Общаясь с учеными-физиками, я вступил в сумеречную, неизвестную мне доселе область, где царила жестокая тирания Иронии. Высвободив наиболее зловещие силы природы, они попали в тиски неизбежных противоречий, главное из которых то, что решения принимают не они, а политики, чьи умственные способности и мотивы едва ли предполагают серьезные мудрые решения. Великие завоевания науки сделали медицину искусством врачевания людей, но она же могла и погубить их — с какой частью этого уравнения должен был соотнести себя желающий сделать открытие физик?

Осторожность Оппенгеймера служила ему защитой, но весьма затрудняла наши доверительные беседы, хотя я допускаю, что у него были серьезные основания относиться к писателям с подозрением. И все-таки мои вопросы, по-видимому, заинтересовали его, несмотря на то что он уклончиво отвечал на них, кроме главного — не убиваем ли мы поступками, которые трудно оправдать, собственные отношения, а значит, душу. Он неторопливо перевел на меня свой взгляд, посмотрев прямо в глаза с выражением, которое свидетельствовало, что вопрос задел его за живое. Отвечая, он подчеркнуто мягко не согласился с этим. Я понял, что он действительно страдает, а не просто сожалеет о былой известности и успехе. Большего в тот момент мне было не надо.

Я уехал, убежденный, что задать вопрос — значит ответить на него. Люди вынуждены не признавать очевидное: сумрак, почти физический, сгустившийся вокруг этих правдоискателей, теперь показался мраком отрицания. Им пришлось поверить, что их всего лишь выбросил на поверхность великий поворот истории, подобно тому как мощная гравитационная сила всасывает на своем величественном пути новые звезды. И все-таки надо было признать, что их гениальность вложила разрушительную силу богов в руки невежественных и мелких людей.

Вернувшись в Роксбери, я начал страница за страницей писать белым стихом пьесу о человеке, прототипом которого был Оппенгеймер. Его герой подавал сигнал для начала рокового эксперимента по взрыву первой атомной бомбы. Писать пьесу было легко, но она выходила безжизненной, так как я не мог справиться с описанием повседневного быта персонажа. В процессе работы я пришел к мысли, что чувство вины может быть выражением ошибочно или ложно понятых отношений с человеком или событием, некой фантазией, чтобы уйти от настоящей ответственности. Вина предполагает боль без побуждения к действию и унижение от раскаяния: короче говоря, испытывая чувство вины, мы как бы освобождаемся от необходимости что-либо менять в своей жизни.
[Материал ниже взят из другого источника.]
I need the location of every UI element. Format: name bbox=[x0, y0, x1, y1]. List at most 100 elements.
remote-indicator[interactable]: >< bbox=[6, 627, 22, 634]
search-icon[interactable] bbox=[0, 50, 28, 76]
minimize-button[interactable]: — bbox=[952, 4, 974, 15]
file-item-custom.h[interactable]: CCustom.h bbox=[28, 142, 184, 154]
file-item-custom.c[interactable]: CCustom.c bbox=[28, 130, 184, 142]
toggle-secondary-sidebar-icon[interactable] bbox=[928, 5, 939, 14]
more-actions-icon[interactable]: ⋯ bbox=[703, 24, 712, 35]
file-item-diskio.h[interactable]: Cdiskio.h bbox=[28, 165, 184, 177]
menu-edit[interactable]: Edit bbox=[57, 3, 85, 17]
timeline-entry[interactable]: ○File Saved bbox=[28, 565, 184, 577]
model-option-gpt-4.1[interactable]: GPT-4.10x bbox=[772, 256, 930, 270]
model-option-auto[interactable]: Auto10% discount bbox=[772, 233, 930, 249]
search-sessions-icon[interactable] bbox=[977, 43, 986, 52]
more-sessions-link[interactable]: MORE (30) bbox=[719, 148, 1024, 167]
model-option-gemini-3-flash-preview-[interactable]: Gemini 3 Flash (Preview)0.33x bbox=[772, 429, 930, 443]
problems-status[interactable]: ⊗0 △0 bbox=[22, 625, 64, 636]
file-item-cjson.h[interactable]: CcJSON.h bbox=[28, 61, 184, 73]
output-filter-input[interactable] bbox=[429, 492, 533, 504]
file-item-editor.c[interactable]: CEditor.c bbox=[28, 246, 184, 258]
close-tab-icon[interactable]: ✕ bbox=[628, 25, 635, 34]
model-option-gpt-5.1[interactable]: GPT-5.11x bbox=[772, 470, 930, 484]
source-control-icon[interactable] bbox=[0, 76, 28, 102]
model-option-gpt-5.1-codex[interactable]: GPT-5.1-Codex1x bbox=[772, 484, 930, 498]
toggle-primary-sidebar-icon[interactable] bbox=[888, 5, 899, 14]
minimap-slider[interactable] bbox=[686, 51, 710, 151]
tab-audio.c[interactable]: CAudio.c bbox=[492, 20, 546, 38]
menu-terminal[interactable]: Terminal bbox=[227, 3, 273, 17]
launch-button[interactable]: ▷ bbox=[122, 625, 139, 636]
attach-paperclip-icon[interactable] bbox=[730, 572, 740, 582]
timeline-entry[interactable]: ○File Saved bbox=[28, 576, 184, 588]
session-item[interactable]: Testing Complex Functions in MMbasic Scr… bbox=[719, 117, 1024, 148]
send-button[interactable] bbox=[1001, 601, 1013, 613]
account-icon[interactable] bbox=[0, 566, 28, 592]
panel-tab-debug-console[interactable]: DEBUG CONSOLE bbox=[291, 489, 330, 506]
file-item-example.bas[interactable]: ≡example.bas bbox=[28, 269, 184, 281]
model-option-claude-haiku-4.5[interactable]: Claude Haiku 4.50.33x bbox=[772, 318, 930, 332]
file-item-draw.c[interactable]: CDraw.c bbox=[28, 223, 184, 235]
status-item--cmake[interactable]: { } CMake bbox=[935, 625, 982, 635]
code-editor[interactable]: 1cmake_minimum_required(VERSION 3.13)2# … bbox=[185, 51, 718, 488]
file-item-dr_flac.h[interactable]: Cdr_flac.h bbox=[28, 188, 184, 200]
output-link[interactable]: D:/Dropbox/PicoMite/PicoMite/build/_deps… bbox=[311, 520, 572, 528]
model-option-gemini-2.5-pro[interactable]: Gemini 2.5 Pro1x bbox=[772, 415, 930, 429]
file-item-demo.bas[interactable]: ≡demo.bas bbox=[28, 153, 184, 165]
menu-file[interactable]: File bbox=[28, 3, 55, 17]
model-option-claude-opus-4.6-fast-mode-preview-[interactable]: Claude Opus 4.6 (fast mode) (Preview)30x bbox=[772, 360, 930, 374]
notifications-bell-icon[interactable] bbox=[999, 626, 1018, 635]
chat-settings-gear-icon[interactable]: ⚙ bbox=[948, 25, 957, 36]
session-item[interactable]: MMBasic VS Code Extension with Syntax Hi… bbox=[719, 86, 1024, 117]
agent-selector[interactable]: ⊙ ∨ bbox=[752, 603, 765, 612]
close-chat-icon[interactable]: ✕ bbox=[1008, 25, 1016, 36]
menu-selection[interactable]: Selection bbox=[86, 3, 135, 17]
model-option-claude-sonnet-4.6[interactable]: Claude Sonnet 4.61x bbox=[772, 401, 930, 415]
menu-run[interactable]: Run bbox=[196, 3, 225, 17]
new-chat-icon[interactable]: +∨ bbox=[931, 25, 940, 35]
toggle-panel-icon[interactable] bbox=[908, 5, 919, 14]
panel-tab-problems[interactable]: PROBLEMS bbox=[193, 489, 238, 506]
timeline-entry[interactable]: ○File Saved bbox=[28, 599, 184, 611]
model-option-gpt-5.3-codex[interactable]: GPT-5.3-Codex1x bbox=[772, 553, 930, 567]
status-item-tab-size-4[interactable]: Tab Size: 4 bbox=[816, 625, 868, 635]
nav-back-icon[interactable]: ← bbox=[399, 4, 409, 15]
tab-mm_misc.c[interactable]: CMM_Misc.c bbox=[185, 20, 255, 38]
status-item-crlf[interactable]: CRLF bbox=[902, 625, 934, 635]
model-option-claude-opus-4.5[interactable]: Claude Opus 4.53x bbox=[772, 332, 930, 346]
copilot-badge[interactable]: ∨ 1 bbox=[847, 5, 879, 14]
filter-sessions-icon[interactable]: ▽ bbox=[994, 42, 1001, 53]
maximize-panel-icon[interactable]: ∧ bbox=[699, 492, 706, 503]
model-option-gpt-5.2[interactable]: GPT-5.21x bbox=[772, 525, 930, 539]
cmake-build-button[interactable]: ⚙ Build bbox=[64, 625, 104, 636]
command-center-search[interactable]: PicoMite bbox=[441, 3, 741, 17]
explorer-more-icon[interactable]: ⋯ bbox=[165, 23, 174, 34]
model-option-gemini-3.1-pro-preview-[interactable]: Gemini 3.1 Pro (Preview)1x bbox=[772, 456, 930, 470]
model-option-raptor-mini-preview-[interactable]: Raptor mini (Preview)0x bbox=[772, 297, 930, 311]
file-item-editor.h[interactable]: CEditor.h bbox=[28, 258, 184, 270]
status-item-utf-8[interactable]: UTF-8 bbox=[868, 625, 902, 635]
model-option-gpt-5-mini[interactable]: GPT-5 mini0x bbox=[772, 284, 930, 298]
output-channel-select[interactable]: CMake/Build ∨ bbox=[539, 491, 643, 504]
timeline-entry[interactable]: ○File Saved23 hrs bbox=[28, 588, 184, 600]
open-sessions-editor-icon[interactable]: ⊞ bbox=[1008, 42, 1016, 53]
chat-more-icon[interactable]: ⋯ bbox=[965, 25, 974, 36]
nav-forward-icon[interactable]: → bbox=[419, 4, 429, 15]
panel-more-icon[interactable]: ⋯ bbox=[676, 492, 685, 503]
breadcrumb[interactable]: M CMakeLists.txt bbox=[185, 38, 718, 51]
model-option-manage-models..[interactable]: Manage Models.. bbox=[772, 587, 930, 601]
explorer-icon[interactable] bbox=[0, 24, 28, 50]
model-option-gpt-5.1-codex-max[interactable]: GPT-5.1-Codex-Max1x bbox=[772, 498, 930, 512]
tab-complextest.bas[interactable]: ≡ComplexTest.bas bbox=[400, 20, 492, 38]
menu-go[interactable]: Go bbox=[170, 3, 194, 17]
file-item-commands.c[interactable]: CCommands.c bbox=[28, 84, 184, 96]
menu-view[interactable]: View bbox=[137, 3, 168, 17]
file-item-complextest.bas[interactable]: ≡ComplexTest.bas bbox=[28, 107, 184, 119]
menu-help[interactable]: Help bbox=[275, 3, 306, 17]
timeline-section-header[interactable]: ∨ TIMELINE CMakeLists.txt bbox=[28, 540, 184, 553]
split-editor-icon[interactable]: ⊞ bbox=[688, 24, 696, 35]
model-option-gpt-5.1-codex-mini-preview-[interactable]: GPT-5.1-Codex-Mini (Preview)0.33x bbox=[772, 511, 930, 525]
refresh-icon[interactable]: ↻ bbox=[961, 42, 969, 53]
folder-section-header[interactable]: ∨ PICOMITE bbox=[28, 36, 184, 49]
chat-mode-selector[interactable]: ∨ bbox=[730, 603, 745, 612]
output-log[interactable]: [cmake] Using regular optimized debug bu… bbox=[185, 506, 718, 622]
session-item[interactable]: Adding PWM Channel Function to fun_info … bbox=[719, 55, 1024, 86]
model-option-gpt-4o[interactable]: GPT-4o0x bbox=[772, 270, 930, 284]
Я вдруг понял, почему «Падение» Камю не принесло удовлетворения. Взглянув в лицо страшной правде собственной виновности, человек, с точки зрения Камю, должен вообще отказаться от осуждения себе подобных, но разве можно перестать осуждать других? Как прожить жизнь, не различая добра и зла? В стремлении признать противоречия жизни животворными можно ли отказаться от чувства морального отвращения? А если мы перестанем судить о нравственном, тогда к чему взывать, попав в руки убийцы?

Пьеса об атомной бомбе могла получиться, только если бы вызывала чувство ужаса. Я не знал, сколько мне отпущено жить, но хотелось оставить после себя нечто абсолютно правдивое. Пьеса вскрывала одну из извечных дилемм науки, но не увлекла тем, что открылось. А если краска стыда не заливала меня, когда я писал, то знал, что ничего путного не получится. (Так же, наверное, как и у других.)